Pour en finir avec les moqueries, Croustibat se mit donc à la musculation (si un jour, on m'avait dit que j'écrirais une telle phrase, je ne l'aurais pas cru). Et il devint le fier guerrier que nous connaissons tous. Des nageoires grosses comme des bûches canadiennes, un sourire à transfomer la première sardine en barquette Connétable... par contre, il conserva son déguisement de marin, qui devint finalement trop petit : mais il ne voulait pas renier toute son enfance.
Ensuite, il fit la carrière qu'on lui connait. Mais tout ça ne serait pas arrrivé si une personne ne l'avait remarqué, un jour qu'il faisait des abdos-nageoires (et oui, les poissons n'ont pas de fessiers) sur la plage de Dunkerque. Cet homme passait par hasard dans le coin. Il venait de tourner une publicité pour Findus et ses bâtonnets panés. "Fichtre, jamais nous ne vendrons un seul de ces bâtonnets dégueux!" se disait il quand il vit là, sur la plage abandonnée, coquillages et moules cassées (et oui, y a pas de crustacés sur les plages), le beau Croustibat faire ces abdos. "I want you" se dit-il avec un accent franchouillard à foutre une crise cardiaque à la reine d'Angleterre.
Il alpagua le jeune colin directement sur la plage :
- oh là mon jeune ami! (oui, ce personnage avait une façon de parler pas très catholique)
- oui monsieur, vous dési...
- finis ta phrase mousaillon!
- vous êtes...
- le capitaine Igloo oui.
- ça alors!
- si ça peut te rassurer, vieux trouffion (quelle vulgarité, je ne cautionne pas du tout, ndlr), je ne suis pas plus capitaine que tu n'es amiral. Mais que veux-tu, faut bien faire rêver les gonzesses.

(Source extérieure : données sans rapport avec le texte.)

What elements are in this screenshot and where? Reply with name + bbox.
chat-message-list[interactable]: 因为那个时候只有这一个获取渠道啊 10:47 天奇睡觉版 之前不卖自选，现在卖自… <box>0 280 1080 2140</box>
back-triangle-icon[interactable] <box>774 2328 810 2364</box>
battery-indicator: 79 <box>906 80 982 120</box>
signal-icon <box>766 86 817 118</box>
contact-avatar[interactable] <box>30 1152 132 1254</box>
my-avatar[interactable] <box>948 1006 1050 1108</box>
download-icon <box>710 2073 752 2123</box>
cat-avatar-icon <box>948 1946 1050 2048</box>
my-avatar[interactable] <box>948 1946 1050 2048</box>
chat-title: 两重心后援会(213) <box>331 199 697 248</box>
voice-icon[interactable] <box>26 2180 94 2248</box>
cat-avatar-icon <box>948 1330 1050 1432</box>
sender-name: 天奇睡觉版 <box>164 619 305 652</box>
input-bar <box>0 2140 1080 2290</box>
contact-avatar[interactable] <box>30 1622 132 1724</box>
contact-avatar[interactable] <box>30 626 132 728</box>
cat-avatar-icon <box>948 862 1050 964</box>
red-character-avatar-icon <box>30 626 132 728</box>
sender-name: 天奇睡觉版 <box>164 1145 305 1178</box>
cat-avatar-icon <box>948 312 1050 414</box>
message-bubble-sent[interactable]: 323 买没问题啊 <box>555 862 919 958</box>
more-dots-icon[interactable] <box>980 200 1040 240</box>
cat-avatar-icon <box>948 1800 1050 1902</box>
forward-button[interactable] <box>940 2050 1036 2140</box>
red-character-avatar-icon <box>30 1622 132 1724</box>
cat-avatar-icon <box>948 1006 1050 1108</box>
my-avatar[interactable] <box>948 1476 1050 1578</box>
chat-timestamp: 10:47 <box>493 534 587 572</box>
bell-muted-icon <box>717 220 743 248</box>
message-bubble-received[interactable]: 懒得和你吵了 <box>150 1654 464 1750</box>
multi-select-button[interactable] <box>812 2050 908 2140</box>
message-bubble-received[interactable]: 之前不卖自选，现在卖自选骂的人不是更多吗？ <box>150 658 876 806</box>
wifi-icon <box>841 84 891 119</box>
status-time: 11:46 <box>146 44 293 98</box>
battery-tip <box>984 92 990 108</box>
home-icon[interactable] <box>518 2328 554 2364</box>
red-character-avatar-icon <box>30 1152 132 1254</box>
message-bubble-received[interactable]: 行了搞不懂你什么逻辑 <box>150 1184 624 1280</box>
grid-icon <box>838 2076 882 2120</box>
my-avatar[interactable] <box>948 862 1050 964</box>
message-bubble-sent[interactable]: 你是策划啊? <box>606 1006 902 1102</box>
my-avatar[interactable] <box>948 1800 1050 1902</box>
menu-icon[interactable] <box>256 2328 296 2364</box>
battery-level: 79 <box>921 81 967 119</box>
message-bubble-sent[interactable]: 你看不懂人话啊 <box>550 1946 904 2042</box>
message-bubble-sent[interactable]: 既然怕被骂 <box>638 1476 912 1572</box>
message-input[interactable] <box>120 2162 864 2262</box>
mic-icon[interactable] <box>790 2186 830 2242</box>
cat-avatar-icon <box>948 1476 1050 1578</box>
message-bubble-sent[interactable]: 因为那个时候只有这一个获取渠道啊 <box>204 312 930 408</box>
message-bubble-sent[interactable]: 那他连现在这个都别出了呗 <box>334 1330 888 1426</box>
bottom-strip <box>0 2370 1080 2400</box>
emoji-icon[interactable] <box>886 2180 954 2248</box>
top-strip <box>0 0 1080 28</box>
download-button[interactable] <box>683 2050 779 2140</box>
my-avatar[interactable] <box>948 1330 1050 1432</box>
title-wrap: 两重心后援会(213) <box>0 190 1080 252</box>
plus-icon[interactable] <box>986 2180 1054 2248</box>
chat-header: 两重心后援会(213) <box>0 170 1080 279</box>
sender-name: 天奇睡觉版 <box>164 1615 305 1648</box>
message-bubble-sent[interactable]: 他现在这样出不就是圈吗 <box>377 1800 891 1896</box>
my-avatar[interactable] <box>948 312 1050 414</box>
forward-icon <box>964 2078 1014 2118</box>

- j'imagine que vous n'êtes pas venu me voir pour me parler de vos histoires de cul?
- j'aime ton franc parler mon garçon! Non, je ne suis pas venu te faire la causette, je suis pas une pédale (et en plus, il est homophobe, ndlr). Non, tu m'intéresses mon garçon.
- ah bon?
- oui, figure-toi que j'ai besoin de faire rêver la ménagère de moin de 50 ans. Et c'est pas avec mon oeil de verre et ma jambe de bois qu'elle va mouiller, la ménagère. Par contre toi, t'es bandant!
- hey oh du calme capitaine, vous êtes peut être mon ainé de 50 ans, ca ne m'empêchera pas de vous casser la gueule.
- Décidemment tu me plais mon garçon, je vais faire de toi mon digne successeur.
Et c'est ainsi que naquit la célèbre marque de bâtonnets de colin délicieusement panés : les croustibats.
Belle revanche sur la vie, vous ne trouvez pas? Rendez-vous compte : il est parti de rien et regardez la carrière qu'il nous fait. C'est succès sur succès. Nan vraiment, le monde n'est pas si injuste pour qui veut bien s'en donner la peine.
Cet article pourrait s'appeler "mon père, cet anti-héros". Oui, mon père est un anti-héros, c'est ce qui en fait à mes yeux le plus grand papa de la terre. 2m58 au bas mot.